# biting ducks?



## HunterAndSteelersFan10101 (Nov 18, 2007)

i've seen hunters bite ducks to kill them and i've tried ringing duck's kneck and it doesn't work well, does anyone know how and where to bite it or a better way to humanely and quickly kill ducks?

THANKS


----------



## bandman (Feb 13, 2006)

pm sent explaining the correct way. Main thing to learn is not to imitate a vicious windmill. HATE decaps :x (It's all in the wrist; not the shoulder.) They deserve the respect of us learning & knowing how to do it correctly/humanely like you're gunning for.

Flush the whole biting idea down the crapper.


----------



## Horker23 (Mar 2, 2006)

Well stated BandMan :beer:


----------



## diver_sniper (Sep 6, 2004)

I've heard arguments both ways on this one. Phil Robertson is the guy you're talking about. I read an article about how the whole thing came about. Supposedly another southern fella who I can't think ofs name right now, he's a buddy of Phil. Anyways, he was out hunting with his kid one day. Every time they rung a duck the little boy would start to cry. So they asked him why he was crying. He told them because they were being mean to the ducks, or in other words, not showing them any respect. So the guy got to thinking and figured if he could get his canine tooth right on the birds brain and give it a quick shot, the kid would quit crying.

I guess I'm not gonna judge anyone who does the bight thing the right way and for the right reason. But like said, ringing isn't that hard. You just have to have your hand in the right spot and it's one quick flip. Not that bad.


----------



## WingedShooter7 (Oct 28, 2005)

Ringing the necks work ok for ducks but geese its not possible to ring there necks IMO they have necks that just dont do it at all. The biting thing seems stupid to me, My grandpa always just kneels on there back and that forces all the air out kill them in like 5 seconds no joke.


----------



## blhunter3 (May 5, 2007)

I use my Browning 3.5 inch BPS to kill the ducks and geese.


----------



## mshutt (Apr 21, 2007)

I've personally seen the biting of the brain way of killing a duck/goose. There is no way in hell I would do this, it may be quick, it may be the best way to humanely kill a bird, but that is just to much for me and my mouth. All the ringing of the neck takes is just one quick twist like said above, and its done, quick and clean. Not to mention safe for you.


----------



## I'm with Diver (Apr 7, 2008)

"Aint nuthin like the taste of duck blood in your mouth, bout 30 minutes after daylight."


----------



## Goose Guy350 (Nov 29, 2004)

There is actually a plier like tool that is used to separate the vertebrae of the bird but I've never used it. Its supposed to act almost the same way the biting of the head and neck does. Rather than biting into the brain I think most people separate the vertebrae with their teeth. I'll just stick to ringing their neck on both ducks and geese, not a pleasant thing to do but its effective.


----------



## Dutch hunter (May 18, 2008)

Whe use a steel ring wih a small sharp nail and press it into the brain. Easy, clean and verry fast. But the best way is a clean shot and for those hunters who are not that experianced please don t shoot to far in the beginning.


----------



## cancan (Feb 28, 2008)

Never had a problem breaking/ringing a gooses neck. Like said before its in the wrist motion not windmilling the bird.


----------



## HunterAndSteelersFan10101 (Nov 18, 2007)

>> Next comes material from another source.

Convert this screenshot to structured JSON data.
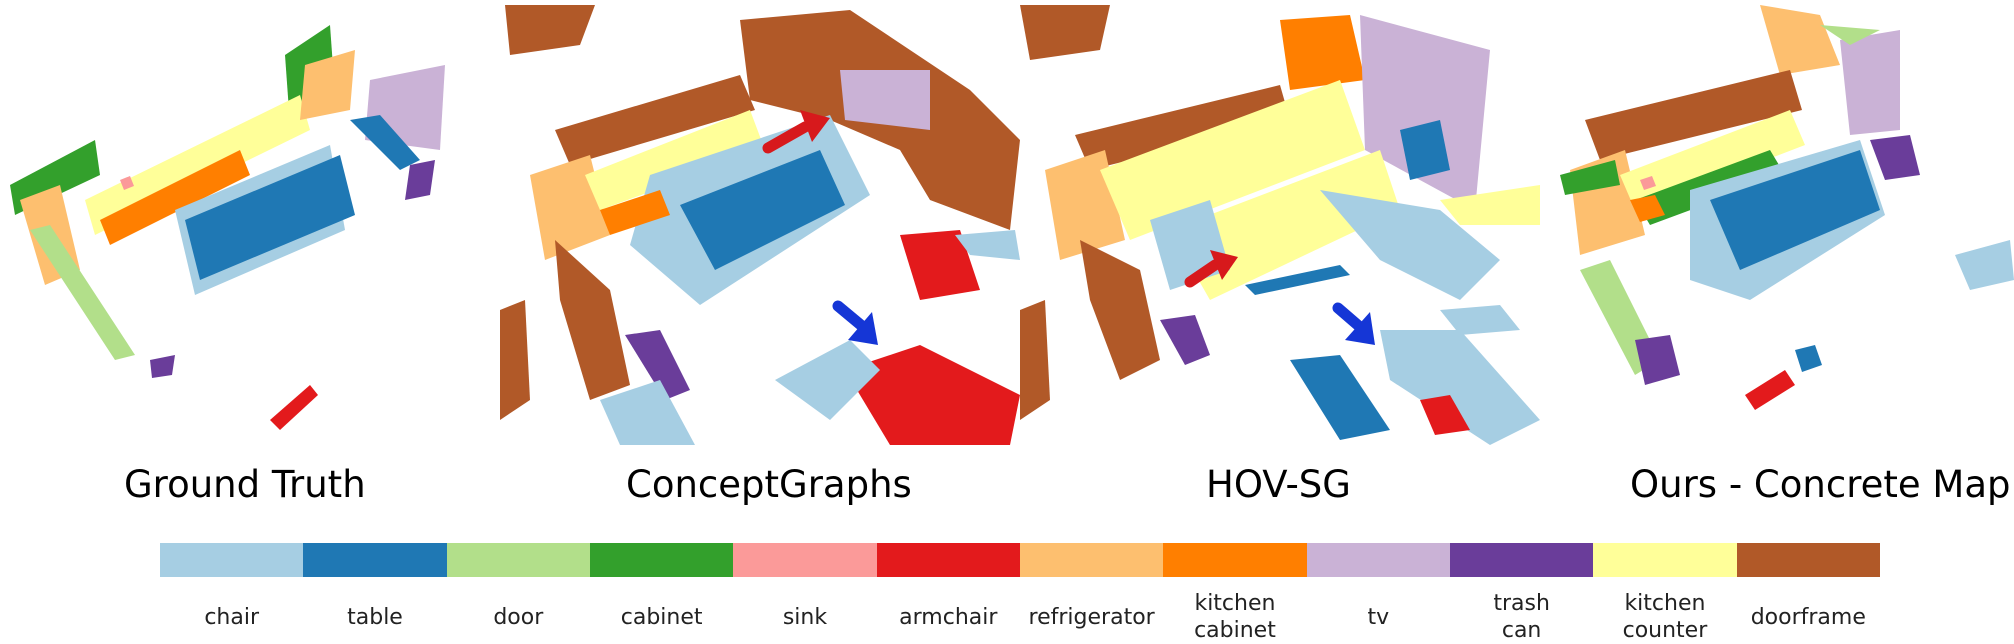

its easy to do on a goose but its hard to do on a duck, so how do you do it better on a duck?


----------



## Chaws (Oct 12, 2007)

Here's a necker tool. Works great, we use them at retriever clubs during tests where the shot flier is retrieved a little alive still. Instead of jacking the dogs up by seeing a bird being spun up just a little pinch and that's all she wrote.

http://www.dogsafield.com/prodinfo.asp?number=R001-800


----------